By Dan Spalding
WARSAW — Not a lot of 38-year-old stay-at-home moms are the voice behind new albums, but Marena Moonflower is not your typical mom.
She is both shy and out there.
She often wears dresses. Her bleached white hair has a hint of pink. She has tattoos, and her lipstick is dark blood red and accented with a lip ring.
“I’m a quiet person usually in social situations, so I like getting on stage because it lets me express myself,” Moonflower said recently while sitting in a Warsaw coffee shop, Wire & Steam.
“I’m completely comfortable with letting loose on stage,” she said.
She’ll step out of her shell on Saturday, Oct. 1, when the culmination of a decade of writing and learning and singing comes together at Moonflower’s album release party south of Warsaw.
The release party is part of an artisan fair south of Warsaw at the old church at the corner of SR 15 and CR 550S.
The fair begins at 4 p.m. The release party starts in the early evening and is a ticketed event. The party will feature cuts from the album and live performances from Moonflower and two other performers. Costumes are encouraged. To learn more about the event, click here.
Moonflower grew up with music in Alabama. Her mother was in theater and was also a voice and piano teacher.
She was always interested in music, began playing the flute in the fifth grade and then immersed herself with other students in high school band.
Ultimately, her mother set aside musical ambitions and chose to concentrate on having a family.
Moonflower said that stuck with her.
“I don’t think I should have to choose,” she said. “This is my goal in life – to pursue my art and have a family at the same time.”
Her family moved to Indiana when she was young and she attended Wawasee High School. She later moved to Chicago and returned to Kosciusko County about a dozen years ago.
She soon found her musical groove and local connections in Warsaw.

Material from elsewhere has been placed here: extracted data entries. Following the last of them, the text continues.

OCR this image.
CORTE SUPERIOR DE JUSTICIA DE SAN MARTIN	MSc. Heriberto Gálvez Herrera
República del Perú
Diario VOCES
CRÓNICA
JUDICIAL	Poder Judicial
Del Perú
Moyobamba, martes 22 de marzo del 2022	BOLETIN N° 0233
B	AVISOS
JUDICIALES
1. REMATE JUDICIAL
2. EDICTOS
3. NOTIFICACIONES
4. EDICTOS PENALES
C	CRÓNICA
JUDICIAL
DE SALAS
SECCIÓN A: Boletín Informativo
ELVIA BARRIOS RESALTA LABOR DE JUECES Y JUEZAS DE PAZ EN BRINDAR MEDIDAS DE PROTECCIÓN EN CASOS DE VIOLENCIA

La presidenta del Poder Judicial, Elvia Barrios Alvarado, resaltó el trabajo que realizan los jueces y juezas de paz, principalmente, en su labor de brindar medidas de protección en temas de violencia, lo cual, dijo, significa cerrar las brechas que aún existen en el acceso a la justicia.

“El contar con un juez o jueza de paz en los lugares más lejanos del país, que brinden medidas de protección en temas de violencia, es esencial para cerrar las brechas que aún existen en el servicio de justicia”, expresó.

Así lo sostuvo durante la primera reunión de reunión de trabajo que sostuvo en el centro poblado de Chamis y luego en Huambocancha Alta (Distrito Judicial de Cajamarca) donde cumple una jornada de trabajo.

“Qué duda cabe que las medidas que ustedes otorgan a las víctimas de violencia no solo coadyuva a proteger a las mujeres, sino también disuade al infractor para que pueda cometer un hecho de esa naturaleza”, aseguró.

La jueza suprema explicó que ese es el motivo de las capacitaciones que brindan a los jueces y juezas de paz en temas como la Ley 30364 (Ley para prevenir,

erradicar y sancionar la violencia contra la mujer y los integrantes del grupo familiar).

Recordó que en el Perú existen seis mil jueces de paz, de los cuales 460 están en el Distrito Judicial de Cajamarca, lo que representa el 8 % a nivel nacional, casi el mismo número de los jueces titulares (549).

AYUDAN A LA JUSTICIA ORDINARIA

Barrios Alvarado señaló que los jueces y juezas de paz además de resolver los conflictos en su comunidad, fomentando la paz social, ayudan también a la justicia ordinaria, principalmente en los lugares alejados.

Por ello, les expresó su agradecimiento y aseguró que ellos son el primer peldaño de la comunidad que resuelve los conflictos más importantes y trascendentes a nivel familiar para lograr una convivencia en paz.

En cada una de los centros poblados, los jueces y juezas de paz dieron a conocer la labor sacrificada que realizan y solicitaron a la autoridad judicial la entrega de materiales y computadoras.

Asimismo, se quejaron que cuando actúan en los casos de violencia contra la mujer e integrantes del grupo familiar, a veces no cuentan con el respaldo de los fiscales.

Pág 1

House parties with musicians often turned into a chance to perform, and Moonflower was still occasionally jamming on a flute.
“All my friends were musicians. I was tired of being the chick with the flute so I taught myself how to play guitar and started writing my own stuff,” she said.
In recent years, she’s been performing locally and hosted open mic nights for a while at Rex’s Rendezvous in Warsaw.
“I was out there every Thursday for two years,-” she said. “I really enjoy the community that we have.”
Moonflower doesn’t exactly paint within the lines with her music either. She grew up listening to punk. She’s a big fan of the Dead Kennedys and one of her favorite albums is Weezer’s Blue Album.
On the other hand, she said she appreciates the music of country legend Patsy Cline.
“I do venture into the country realm sometimes. I’m very eclectic in my styling,” she said.
The album – titled Supernova – was a long time coming, she said.
“I thought it was going to happen and then COVID happened and everything kind of got shut down for a couple of years,” she said.
The album is a mix of styles. Some songs are stripped down to vocals and guitar while others are upbeat with punkish appeal.
There are 10 songs, including one that was written 10 years ago, she said.
She leaned heavily on Zach Moreno, a local musician who produced the music. He provided percussion, guitar and accordion.
“Zach deserves a lot of credit for it because much of it is his style,” she said.